Nasza Loteria SR - pasek na kartach artykułów

Sebastian Berestek został nowym trenerem rugbistów Budowlanych Lublin

PUKUS
Budowlani Lublin
Budowlani Lublin Jakub Hereta/archiwum
Sebastian Berestek zastąpił na stanowisku Andrzeja Kozaka. - To nie jest tak, że opuszczam tonący okręt - mówi Kozak. - Zostaję w klubie, jestem w jego zarządzie i będę, o ile zajdzie taka konieczność, wspierać Sebastiana. Zrezygnowałem, ale to była wspólna decyzja, moja, drugiego trenera Piotra Chodunia, zawodników i zarządu. Nie ma co ukrywać, mieliśmy słabą jesień i trzeba było coś zmienić. Drużyna potrzebowała nowego impulsu.
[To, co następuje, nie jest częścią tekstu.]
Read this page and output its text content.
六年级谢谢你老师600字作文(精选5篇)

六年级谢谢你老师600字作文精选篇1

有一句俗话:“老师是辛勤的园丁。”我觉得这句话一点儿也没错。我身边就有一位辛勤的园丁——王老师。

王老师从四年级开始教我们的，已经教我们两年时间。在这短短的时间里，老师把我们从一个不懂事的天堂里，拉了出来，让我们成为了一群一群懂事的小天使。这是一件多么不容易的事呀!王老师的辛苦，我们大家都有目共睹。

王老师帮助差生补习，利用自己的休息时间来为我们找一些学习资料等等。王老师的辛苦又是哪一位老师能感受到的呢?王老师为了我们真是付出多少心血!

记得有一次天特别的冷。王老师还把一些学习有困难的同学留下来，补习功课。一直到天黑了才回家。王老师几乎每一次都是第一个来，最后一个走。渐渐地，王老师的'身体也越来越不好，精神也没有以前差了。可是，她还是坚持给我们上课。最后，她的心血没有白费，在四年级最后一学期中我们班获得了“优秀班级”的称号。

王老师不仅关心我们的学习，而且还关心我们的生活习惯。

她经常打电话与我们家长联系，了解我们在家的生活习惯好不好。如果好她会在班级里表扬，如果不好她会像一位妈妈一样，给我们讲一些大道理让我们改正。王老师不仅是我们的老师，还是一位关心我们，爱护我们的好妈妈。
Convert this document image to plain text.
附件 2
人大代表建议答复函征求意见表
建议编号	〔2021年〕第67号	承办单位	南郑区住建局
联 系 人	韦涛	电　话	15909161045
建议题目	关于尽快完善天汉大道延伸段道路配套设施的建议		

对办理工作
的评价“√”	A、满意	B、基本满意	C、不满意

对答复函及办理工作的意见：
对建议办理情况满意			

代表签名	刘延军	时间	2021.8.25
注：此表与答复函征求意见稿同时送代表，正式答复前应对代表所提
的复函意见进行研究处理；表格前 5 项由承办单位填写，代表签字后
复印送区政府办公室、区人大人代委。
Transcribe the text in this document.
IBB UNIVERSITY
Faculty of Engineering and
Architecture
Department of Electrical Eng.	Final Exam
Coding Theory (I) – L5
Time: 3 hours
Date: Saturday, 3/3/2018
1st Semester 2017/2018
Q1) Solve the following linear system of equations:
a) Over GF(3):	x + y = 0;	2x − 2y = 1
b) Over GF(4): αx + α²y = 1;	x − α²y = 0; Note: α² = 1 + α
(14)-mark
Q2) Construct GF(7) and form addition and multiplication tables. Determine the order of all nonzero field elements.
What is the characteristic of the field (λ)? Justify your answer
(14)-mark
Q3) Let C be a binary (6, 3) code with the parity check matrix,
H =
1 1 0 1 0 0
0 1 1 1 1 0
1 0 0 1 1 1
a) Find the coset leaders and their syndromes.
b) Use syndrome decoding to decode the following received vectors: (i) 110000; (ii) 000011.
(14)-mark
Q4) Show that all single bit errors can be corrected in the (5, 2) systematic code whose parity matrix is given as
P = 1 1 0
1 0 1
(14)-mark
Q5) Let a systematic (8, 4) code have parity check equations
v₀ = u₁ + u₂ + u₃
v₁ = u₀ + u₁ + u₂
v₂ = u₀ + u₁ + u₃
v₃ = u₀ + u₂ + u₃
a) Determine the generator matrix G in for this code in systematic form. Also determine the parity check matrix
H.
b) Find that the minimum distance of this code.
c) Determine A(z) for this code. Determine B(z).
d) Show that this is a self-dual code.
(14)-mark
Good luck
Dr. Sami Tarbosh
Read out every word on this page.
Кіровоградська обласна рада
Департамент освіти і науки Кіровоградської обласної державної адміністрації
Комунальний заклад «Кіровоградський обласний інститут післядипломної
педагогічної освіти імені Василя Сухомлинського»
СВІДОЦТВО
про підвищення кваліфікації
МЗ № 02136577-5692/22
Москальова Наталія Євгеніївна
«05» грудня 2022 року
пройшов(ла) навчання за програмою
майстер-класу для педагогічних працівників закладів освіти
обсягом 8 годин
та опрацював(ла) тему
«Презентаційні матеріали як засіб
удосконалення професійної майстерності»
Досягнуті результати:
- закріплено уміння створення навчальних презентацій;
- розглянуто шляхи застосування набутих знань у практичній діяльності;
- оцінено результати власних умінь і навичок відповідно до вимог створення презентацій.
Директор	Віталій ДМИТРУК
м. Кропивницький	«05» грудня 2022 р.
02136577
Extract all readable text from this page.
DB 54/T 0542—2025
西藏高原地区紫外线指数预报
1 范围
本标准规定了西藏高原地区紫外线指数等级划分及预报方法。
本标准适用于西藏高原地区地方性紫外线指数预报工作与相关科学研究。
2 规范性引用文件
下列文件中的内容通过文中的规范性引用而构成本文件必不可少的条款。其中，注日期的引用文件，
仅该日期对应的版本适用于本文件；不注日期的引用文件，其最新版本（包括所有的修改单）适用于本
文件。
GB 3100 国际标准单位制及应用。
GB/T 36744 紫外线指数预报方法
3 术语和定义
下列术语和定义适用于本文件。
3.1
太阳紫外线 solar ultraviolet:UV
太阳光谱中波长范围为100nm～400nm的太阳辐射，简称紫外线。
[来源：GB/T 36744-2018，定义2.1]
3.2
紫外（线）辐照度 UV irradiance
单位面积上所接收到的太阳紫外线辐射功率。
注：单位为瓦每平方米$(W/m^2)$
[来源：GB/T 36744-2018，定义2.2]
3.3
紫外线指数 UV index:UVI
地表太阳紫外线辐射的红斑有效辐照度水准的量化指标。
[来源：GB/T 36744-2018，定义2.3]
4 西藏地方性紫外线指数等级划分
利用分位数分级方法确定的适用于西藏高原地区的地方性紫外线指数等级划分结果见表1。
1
34-letni Berestek jest czynnym zawodnikiem Budowlanych. Na boisku występuje jako filar młyna lub młynarz. - Jestem więcej niż w stu procentach przekonany, że Sebastian sobie poradzi. Może nie pracował jeszcze z seniorami, ale takiego doświadczenia, jakie ma on z pracy z młodzieżą, nie ma nikt w naszym klubie. Ponad dziewięćdziesiąt procent zawodników, to praktycznie jego wychowankowie - wyjawia Kozak. - To z pewnością zaprocentuje. Sebastian ma papiery na dobrego szkoleniowca.

Deja vu można napisać o sytuacji Budowlanych Lublin. Gdy kilkanaście lat temu na ławce trenerskiej Macieja Niedźwieckiego zastępował niedoświadczony Piotr Choduń, niewielu kibiców przyjęło tę decyzję ze zrozumieniem.

- A Piotrek, mając znacznie gorszy skład niż w pierwszej rundzie, dał sobie radę - mówi Kozak. - Wierzę, a nawet jestem święcie przekonany, że teraz będzie tak samo, a może i nawet lepiej. Ten zespół ma olbrzymi potencjał, ale troszkę szczęścia mu się przyda.

I wiele wskazuje na to, że nowy trener będzie musiał sobie radzić bez jednego z filarów. Bardzo bliski przenosin do Pogoni Siedlce jest Wojciech Piotrowicz, który może dołączyć do swojego byłego kolegi Piotra Psuja. Dodajmy, że szkoleniowcem Pogoni jest były zawodnik Budowlanych Stanisław Więciorek.

- Wiadomo, że na play-off mamy małe szanse, ale piąte miejsce jest w naszym zasięgu - wyjawia Kozak. - Myślę, że utrzymanie to jest za mały cel. Śmiało można powalczyć o coś więcej.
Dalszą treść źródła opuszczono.